Bantustanisation is an Israeli sort of compromise. Israel cannot expel millions of Palestinians so they hold them in enclaves, with Gaza being the biggest enclave.

There is a young Palestinian generation that only knows Israelis as settlers and soldiers. These days she frequently hears the youth – she lives among them on the West Bank – say that every Israeli Jew is a settler and that the solution is all the Jews should leave.

Many Israeli dissidents do leave, but most cannot. “At a certain moment settlers become natives. We have also become natives”.

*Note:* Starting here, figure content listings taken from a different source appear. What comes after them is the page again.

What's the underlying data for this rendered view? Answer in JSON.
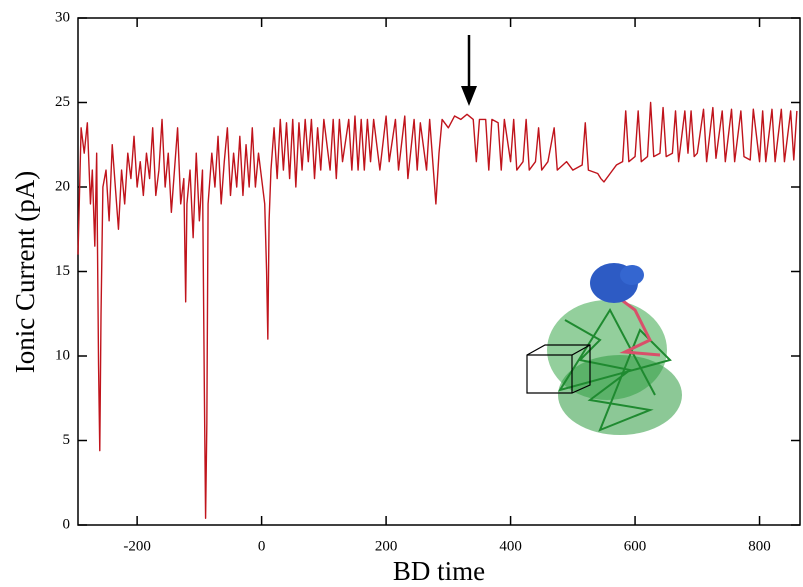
{
  "chart_data": {
    "type": "line",
    "x_label": "BD time",
    "y_label": "Ionic Current (pA)",
    "xlim": [
      -295,
      865
    ],
    "ylim": [
      0,
      30
    ],
    "xticks": [
      -200,
      0,
      200,
      400,
      600,
      800
    ],
    "yticks": [
      0,
      5,
      10,
      15,
      20,
      25,
      30
    ],
    "series": [
      {
        "color": "#c0141c",
        "x": [
          -295,
          -290,
          -285,
          -280,
          -275,
          -272,
          -268,
          -265,
          -262,
          -260,
          -258,
          -255,
          -250,
          -245,
          -240,
          -235,
          -230,
          -225,
          -220,
          -215,
          -210,
          -205,
          -200,
          -195,
          -190,
          -185,
          -180,
          -175,
          -170,
          -165,
          -160,
          -155,
          -150,
          -145,
          -140,
          -135,
          -130,
          -125,
          -122,
          -120,
          -115,
          -110,
          -105,
          -100,
          -95,
          -92,
          -90,
          -88,
          -86,
          -80,
          -75,
          -70,
          -65,
          -60,
          -55,
          -50,
          -45,
          -40,
          -35,
          -30,
          -25,
          -20,
          -15,
          -10,
          -5,
          0,
          5,
          8,
          10,
          12,
          15,
          20,
          25,
          30,
          35,
          40,
          45,
          50,
          55,
          60,
          65,
          70,
          75,
          80,
          85,
          90,
          95,
          100,
          110,
          115,
          120,
          125,
          130,
          140,
          145,
          150,
          155,
          160,
          165,
          170,
          175,
          180,
          190,
          200,
          205,
          215,
          220,
          230,
          235,
          245,
          250,
          255,
          265,
          270,
          280,
          285,
          290,
          300,
          310,
          320,
          330,
          340,
          345,
          350,
          360,
          365,
          370,
          380,
          385,
          390,
          400,
          405,
          410,
          420,
          425,
          430,
          440,
          445,
          450,
          460,
          470,
          475,
          490,
          500,
          515,
          520,
          525,
          540,
          545,
          550,
          560,
          570,
          580,
          585,
          590,
          600,
          605,
          610,
          620,
          625,
          630,
          640,
          645,
          650,
          660,
          665,
          670,
          680,
          685,
          690,
          695,
          700,
          710,
          715,
          725,
          730,
          740,
          745,
          755,
          760,
          770,
          775,
          785,
          790,
          800,
          805,
          810,
          820,
          825,
          835,
          840,
          850,
          855,
          860
        ],
        "values": [
          16,
          23.5,
          22,
          23.8,
          19,
          21,
          16.5,
          22,
          9.5,
          4.4,
          12.5,
          20,
          21,
          18,
          22.5,
          20,
          17.5,
          21,
          19,
          22,
          20.5,
          23,
          20,
          21.5,
          19.5,
          22,
          20.5,
          23.5,
          19.5,
          21,
          24,
          20,
          22,
          18.5,
          21,
          23.5,
          19,
          20.5,
          13.2,
          19,
          21,
          17,
          22,
          18,
          21,
          8,
          0.4,
          6,
          19,
          22,
          20,
          23,
          19,
          21.5,
          23.5,
          19.5,
          22,
          20,
          23,
          19.5,
          22.5,
          20,
          23.5,
          20,
          22,
          20.5,
          19,
          15,
          11,
          18,
          21,
          23.5,
          20.5,
          24,
          21,
          23.8,
          20.5,
          24,
          20,
          23.8,
          21,
          24,
          21.5,
          24,
          20.5,
          23.5,
          21,
          24,
          21,
          24,
          20.5,
          24,
          21.5,
          24,
          21,
          24.2,
          21,
          24,
          21,
          24,
          21.5,
          24,
          21,
          24.2,
          21.5,
          24,
          21,
          24.2,
          20.5,
          24,
          21,
          23.8,
          21,
          24,
          19,
          22,
          24,
          23.5,
          24.2,
          24,
          24.3,
          24,
          21.5,
          24,
          24,
          21,
          24,
          23.8,
          21,
          24,
          21.5,
          24,
          21,
          21.5,
          24,
          21,
          21.5,
          23.5,
          21,
          21.5,
          23.5,
          21,
          21.5,
          21,
          21.3,
          23.8,
          21,
          20.8,
          20.5,
          20.3,
          20.8,
          21.3,
          21.5,
          24.5,
          21.5,
          21.8,
          24.5,
          21.5,
          21.8,
          25,
          21.8,
          22,
          24.7,
          21.8,
          22,
          24.5,
          21.5,
          24.5,
          22,
          24.5,
          21.8,
          22,
          24.6,
          21.5,
          24.7,
          21.7,
          24.5,
          21.5,
          24.6,
          21.5,
          24.5,
          21.8,
          21.6,
          24.6,
          21.5,
          24.5,
          21.5,
          24.6,
          21.5,
          24.6,
          21.5,
          24.5,
          21.6,
          24.5
        ]
      }
    ]
  }
}
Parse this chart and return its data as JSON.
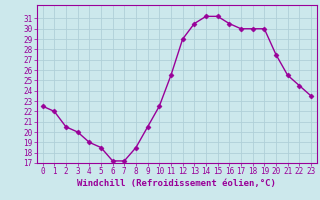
{
  "x": [
    0,
    1,
    2,
    3,
    4,
    5,
    6,
    7,
    8,
    9,
    10,
    11,
    12,
    13,
    14,
    15,
    16,
    17,
    18,
    19,
    20,
    21,
    22,
    23
  ],
  "y": [
    22.5,
    22.0,
    20.5,
    20.0,
    19.0,
    18.5,
    17.2,
    17.2,
    18.5,
    20.5,
    22.5,
    25.5,
    29.0,
    30.5,
    31.2,
    31.2,
    30.5,
    30.0,
    30.0,
    30.0,
    27.5,
    25.5,
    24.5,
    23.5
  ],
  "line_color": "#990099",
  "marker": "D",
  "markersize": 2.5,
  "linewidth": 1.0,
  "xlabel": "Windchill (Refroidissement éolien,°C)",
  "xlabel_fontsize": 6.5,
  "ylabel": "",
  "title": "",
  "xlim": [
    -0.5,
    23.5
  ],
  "ylim": [
    17,
    32
  ],
  "yticks": [
    17,
    18,
    19,
    20,
    21,
    22,
    23,
    24,
    25,
    26,
    27,
    28,
    29,
    30,
    31
  ],
  "xticks": [
    0,
    1,
    2,
    3,
    4,
    5,
    6,
    7,
    8,
    9,
    10,
    11,
    12,
    13,
    14,
    15,
    16,
    17,
    18,
    19,
    20,
    21,
    22,
    23
  ],
  "bg_color": "#cce8ec",
  "grid_color": "#b0d0d8",
  "tick_fontsize": 5.5,
  "tick_color": "#990099",
  "spine_color": "#990099"
}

Palestinians have not been decimated; almost half the population is Palestinian, and in 2020 they will be more than half. Jews are a minority in the region. Israel should have been more attentive says Hass. She thinks Israel’s policies are suicidal. Palestinians ask “don’t Israeli’s think about their grandchildren”. This shows a very compassionate side, that they accept an arrangement of a life together. Israelis have rejected it in a greedy seizure to hold on to the privileges of a hegemonic people, says Hass.

Israeli dissidents who don’t want to leave are left to use their privileges to fight the regime of privilege. There are several Israeli groups doing work, which she outlined. They face off settler terror and fight legal and land causes.

Settlers are the messengers and the representatives of the state. The state allows the settlers to terrorise the Palestinians. The state doesn’t want to stop them.

There is not solidarity between the Israeli working class and the Palestinian. The main trade union in Israel is very negative. As a bulk all Israelis benefit from the occupation and this is why the working classes support the system. The withering of the welfare state was also instrumental. The settlements that have succeeded the most moved for economic reasons, not ideological.

As for the new government, it is really bad news; the Jewish Home party is the most racist of them all and now it has the Ministry of Education, Justice and Civil Administration (the military office in West Bank and Gaza).

For the future she believes “The fight has to continue, the contradictions in Israeli society maybe can deepen the cracks, but it seems more difficult than before.”